Saturday, October 4, 2008

Eulogy

(God's Lonely Man, Reminiscene, 2008)
If you hold my hand we’ll make it there even faster, it will be the thrill of being together on something just before we get old. I wanted to last forever, see the mountains turn to hills, and then see the hills turn to sand dunes, but not anymore. You were on your death bed and I wanted to be dying right beside you. I cursed my good health; my strong and young body, and then I started cursing your illness, your weak and aging body and realized I had no right nor will to do anything about it. You were leaving me, but we were still together. I had no control over what was happening and I’ll just watch you fade away like a time-lapse of rivers eroding the land into canyons. I wanted to say a million words but said nothing.

(I Used To Love You, [literally II], 2008)

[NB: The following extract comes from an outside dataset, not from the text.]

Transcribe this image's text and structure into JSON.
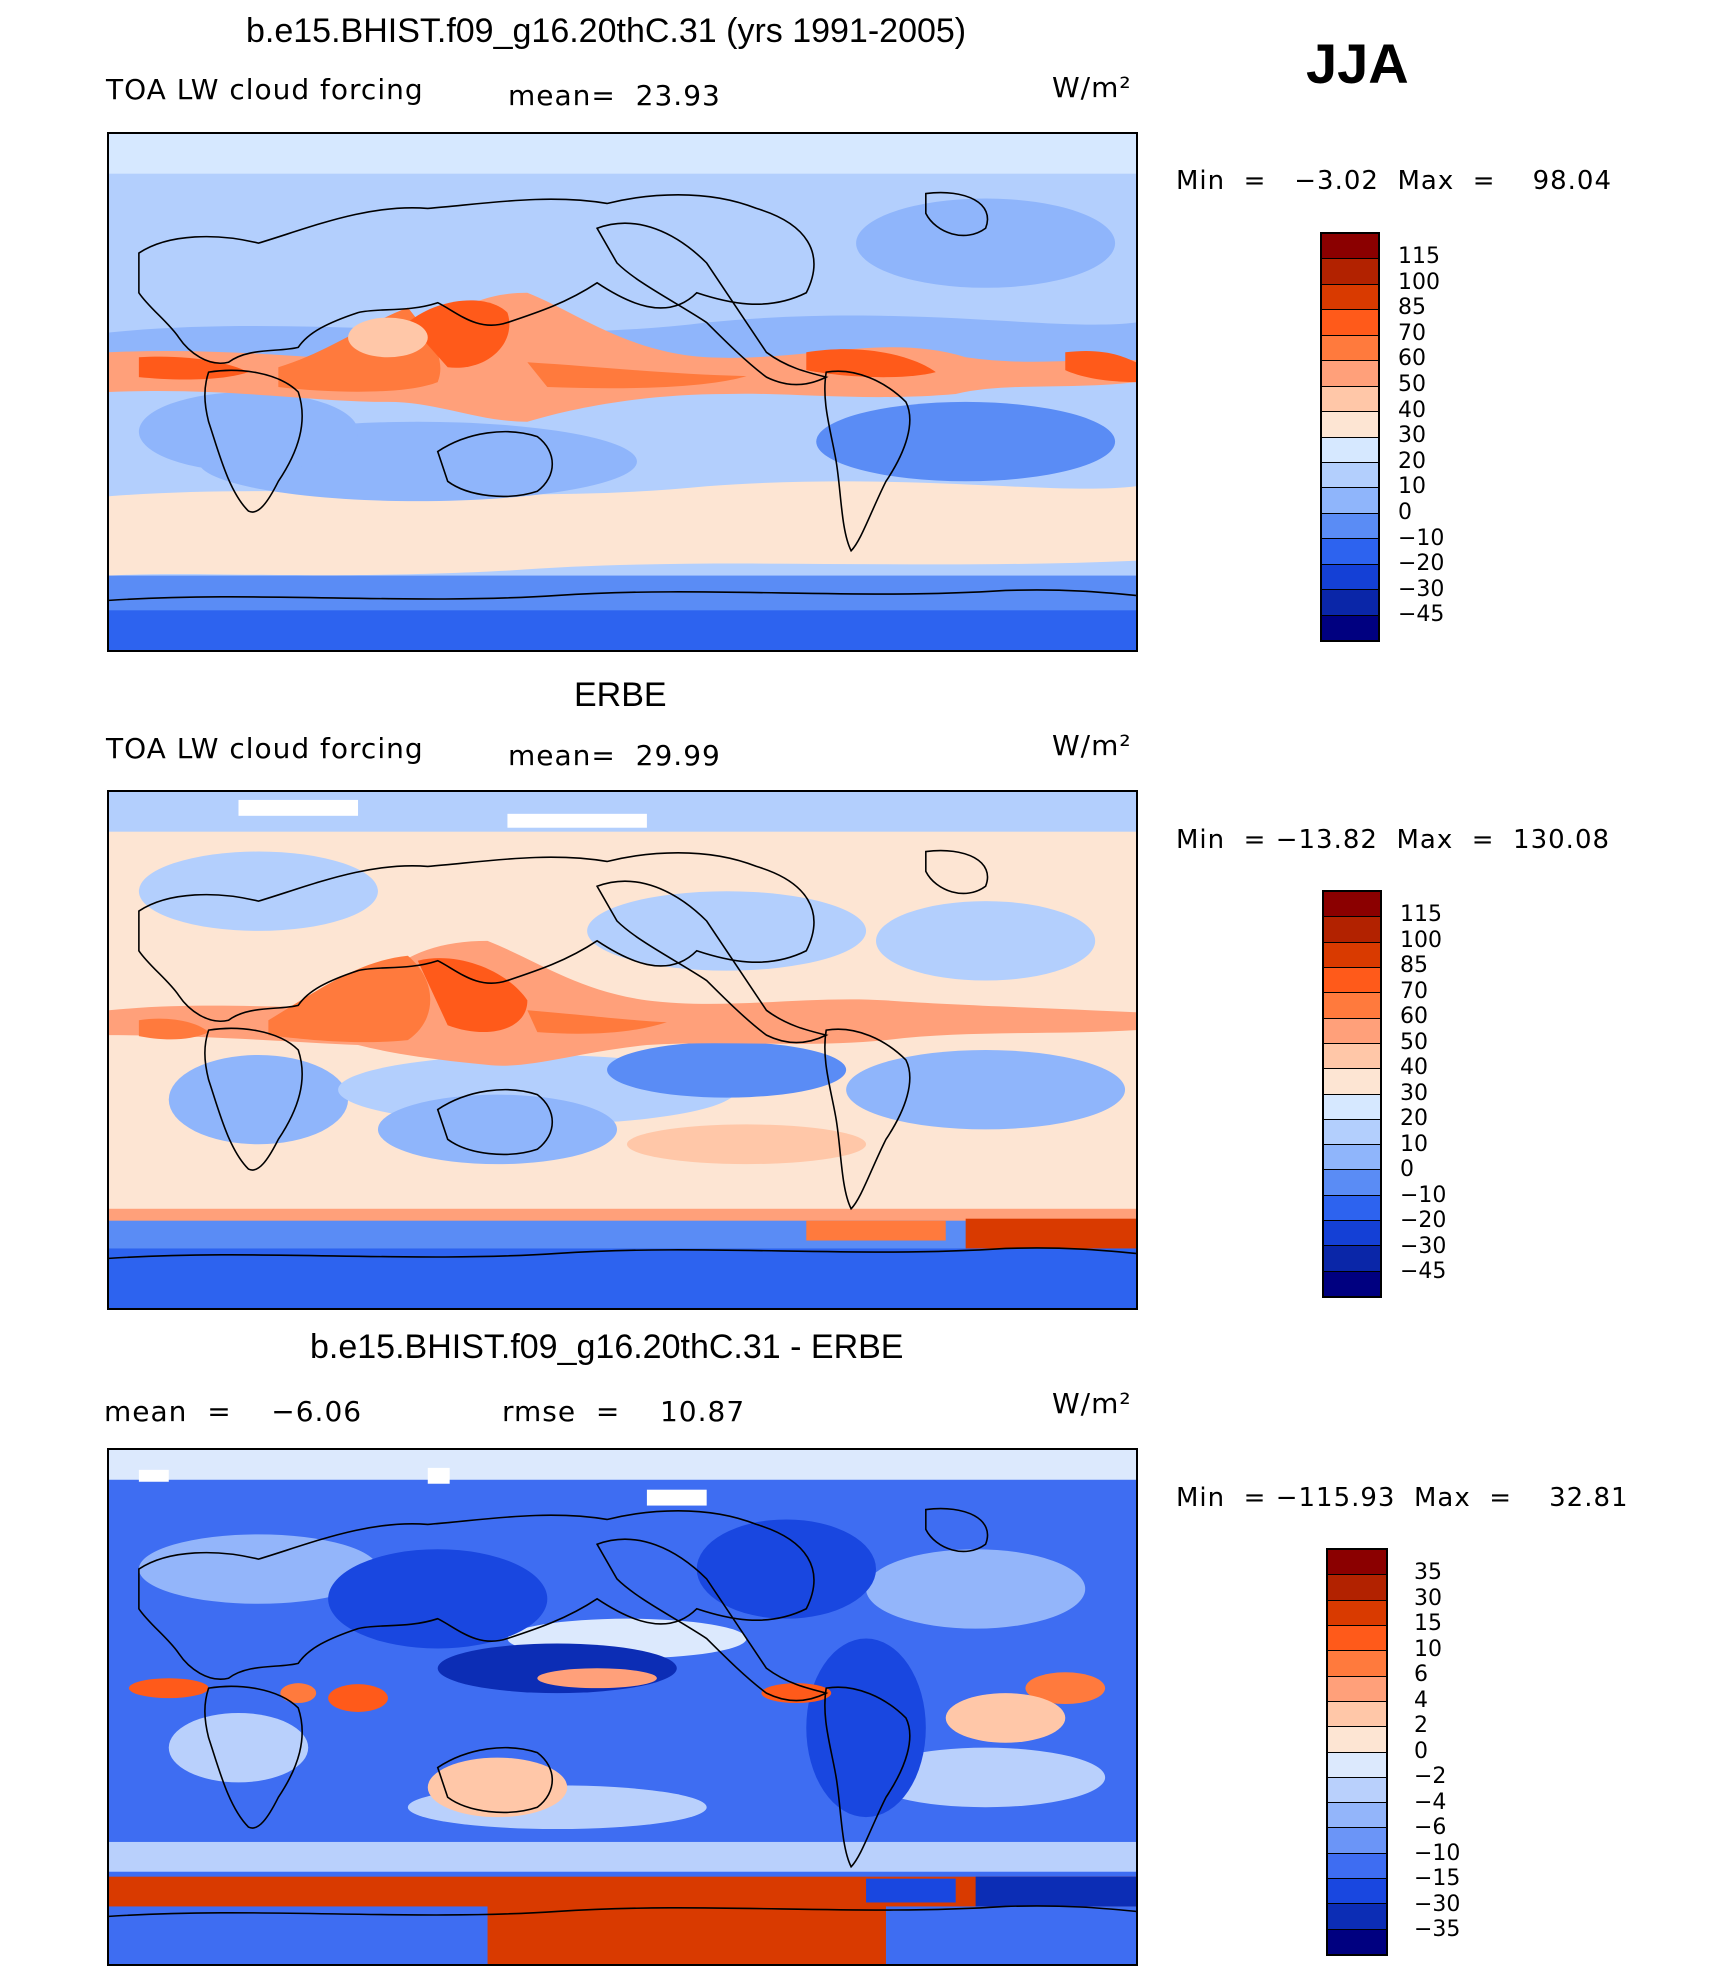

All of sudden my heart kicked, my eyes opened, and I felt very much alive, and then I looked at you and you were, very much alive as well! Your eyes were now open, curious and dumb-founded to this new feeling of life within yourself, and you just jumped out of bed. You grabbed my hand, we looked at each other, almost drooling at the month with a fever for adventure, and we flew out of that hospital room. We ran down the hallway, each room was open and there were people coming back to life with the same rigorous energy as us, we were just ten steps ahead of them. Security went ape-shit with us and the rest, but saw us first. They had strait jackets and needles, some even had batons. It didn’t matter how big and strong they were, and as we dodged them with awesome speed like amazing counter backs of divine, we made our way through and onwards to the stairway. I felt sorry for the security guards, thought of them as just doing their jobs and now they might get yelled at for letting us go, but they tried, and we succeeded, that’s how it was.
Down the stairway in a flash, we were at the ground floor; there were cops now, with guns loaded with tranquilizer s and zappers (tasers) in every hand they had available. I couldn’t count the number, but there might have been a whole squared there, just for us! For one second there, just for one little second I thought we weren’t going to make it through, that this was the end and you’d have to die back there, in a death bed, and alone now, but then you grabbed my hand even harder and ran even faster making me run to catch up. We were going dead on to them, like mad wild rhinos rushing to their opponents with no care for them or if they crash, it was do or die at this point, and we had something to live for. I closed my eyes just before contact with the squared of cops, and started thinking of the pain from the tranquilizer bullets and the zappers, but I didn’t feel any pain, my feet felt light, my clothes felt gone, and the only thing my body felt was your hand. We were flying, and I didn’t want to open my eyes again, it just felt so good, like a dream that you never want to wake up from. But then I heard the sound of sirens and people yelling from a distance and I opened my eyes. We were sixty, maybe seventy feet from the ground, and everyone who wanted to stop us, that wanted you to die in that hospital were slowly turning into ants, we were now probably ninety feet above and I could see their faces, they all looked sad for a moment, like they wanted to come with us. And then more patients came flying out of the hospital, now they were rising above the rest, leaving behind their loved ones. Where were we going?